Author: Michael Hill

In today’s low interest rate environment retirees and soon-to-be retirees, on fixed income, often try to get more interest and yield in their retirement nest eggs.  These investors should be wary when asking their broker or financial advisor to find investments that have higher interest or dividend rates.  The compliant broker may look for suitable investments and disclose the risks associated with these recommendations, or even recommend no action however, the unscrupulous broker may easily find higher yielding investments that come with greater risk and volatility which will earn the broker a nice commission.  For example, an investor with a decent portfolio of individual bonds may ask his broker for more income.  If the broker is nefarious he may recommend a high yielding bond mutual fund, high yield bonds, a real estate investment trust,  investment CDs (i.e., structured products — will address in another blog entry), or perhaps an unauthorized private investment opportunity.  This broker will seek to earn a nice commission on the purchase, as well as, on the sale of the bond portfolio.

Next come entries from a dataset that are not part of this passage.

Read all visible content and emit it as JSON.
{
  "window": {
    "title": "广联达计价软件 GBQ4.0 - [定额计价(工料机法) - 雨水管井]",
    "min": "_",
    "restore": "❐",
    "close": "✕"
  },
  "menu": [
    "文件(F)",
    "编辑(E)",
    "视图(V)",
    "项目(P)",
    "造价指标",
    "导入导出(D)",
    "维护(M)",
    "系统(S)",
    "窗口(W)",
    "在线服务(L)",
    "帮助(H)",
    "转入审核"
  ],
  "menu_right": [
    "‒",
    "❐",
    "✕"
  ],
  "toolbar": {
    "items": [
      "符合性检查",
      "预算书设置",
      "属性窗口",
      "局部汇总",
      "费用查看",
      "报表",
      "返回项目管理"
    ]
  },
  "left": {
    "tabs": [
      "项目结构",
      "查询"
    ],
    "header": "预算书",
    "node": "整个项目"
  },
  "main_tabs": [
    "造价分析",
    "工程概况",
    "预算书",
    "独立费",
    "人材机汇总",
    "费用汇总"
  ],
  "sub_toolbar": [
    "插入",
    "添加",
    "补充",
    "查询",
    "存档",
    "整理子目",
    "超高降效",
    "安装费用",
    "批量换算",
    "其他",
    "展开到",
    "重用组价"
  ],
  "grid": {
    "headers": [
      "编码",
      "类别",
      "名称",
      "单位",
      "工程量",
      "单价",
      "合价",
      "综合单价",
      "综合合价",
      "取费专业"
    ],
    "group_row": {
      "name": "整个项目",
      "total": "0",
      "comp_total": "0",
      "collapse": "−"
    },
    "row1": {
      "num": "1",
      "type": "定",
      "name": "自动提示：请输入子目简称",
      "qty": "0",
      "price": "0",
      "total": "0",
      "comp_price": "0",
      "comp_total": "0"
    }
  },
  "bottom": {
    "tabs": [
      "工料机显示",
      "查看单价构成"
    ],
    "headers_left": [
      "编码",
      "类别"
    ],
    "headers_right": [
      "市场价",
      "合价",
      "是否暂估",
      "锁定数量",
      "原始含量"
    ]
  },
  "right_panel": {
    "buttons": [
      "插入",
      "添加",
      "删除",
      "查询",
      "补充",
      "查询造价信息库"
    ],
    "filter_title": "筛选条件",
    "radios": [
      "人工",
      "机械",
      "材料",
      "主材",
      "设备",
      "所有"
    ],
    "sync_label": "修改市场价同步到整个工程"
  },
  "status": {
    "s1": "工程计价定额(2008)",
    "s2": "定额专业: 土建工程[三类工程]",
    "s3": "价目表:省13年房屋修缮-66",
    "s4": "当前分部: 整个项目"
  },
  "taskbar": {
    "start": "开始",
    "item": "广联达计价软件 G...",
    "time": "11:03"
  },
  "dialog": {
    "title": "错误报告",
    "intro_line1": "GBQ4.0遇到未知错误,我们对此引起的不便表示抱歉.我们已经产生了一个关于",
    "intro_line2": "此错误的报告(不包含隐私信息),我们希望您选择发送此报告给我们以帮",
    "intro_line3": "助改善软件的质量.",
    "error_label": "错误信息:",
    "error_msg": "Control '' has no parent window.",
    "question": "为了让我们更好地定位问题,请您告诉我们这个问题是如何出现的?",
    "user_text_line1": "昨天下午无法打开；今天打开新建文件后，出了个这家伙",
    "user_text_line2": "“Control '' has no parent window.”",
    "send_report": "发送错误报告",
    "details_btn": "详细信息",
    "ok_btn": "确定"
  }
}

Investments that state “high yield” may also be “junk,” or in other words, less than investment grade (i.e., less than BBB rating.  These can be BB, B, CCC or even securities in default).  Junk bonds may not be suitable for an investor not willing to accept increased risk or volatility to their retirement nest egg.  Another interesting caveat is that while the individual high investment-grade bonds, if held to maturity, will return your face value investment, a bond mutual fund does not mature.  A bond mutual may often “turn-over” the underlying individual bonds in it’s portfolio, which is also known as being actively managed.  This could affect the net asset value since the bonds in the mutual fund’s portfolio will be bought and sold through out the year.

If a broker is recommending investing into real estate as a replacement to that bond portfolio be wary of the risks associated with that real estate investment.  Often these investments can be illiquid and subject to various risks to your original investment, to include a risk of complete loss of your money.

Investors looking to exchange their bond portfolio should be extremely wary if approached by their broker recommending an investment in a security that is accompanied with a prospectus.  If a security is sold with a prospectus, it may indicate that the security is new and maybe sold under an exemption of the 1933 Securities Act (i.e., an exempt and unregistered security offering).  Such a replacement investment may not be suitable for the retiree investor seeking safety in principal and low risk.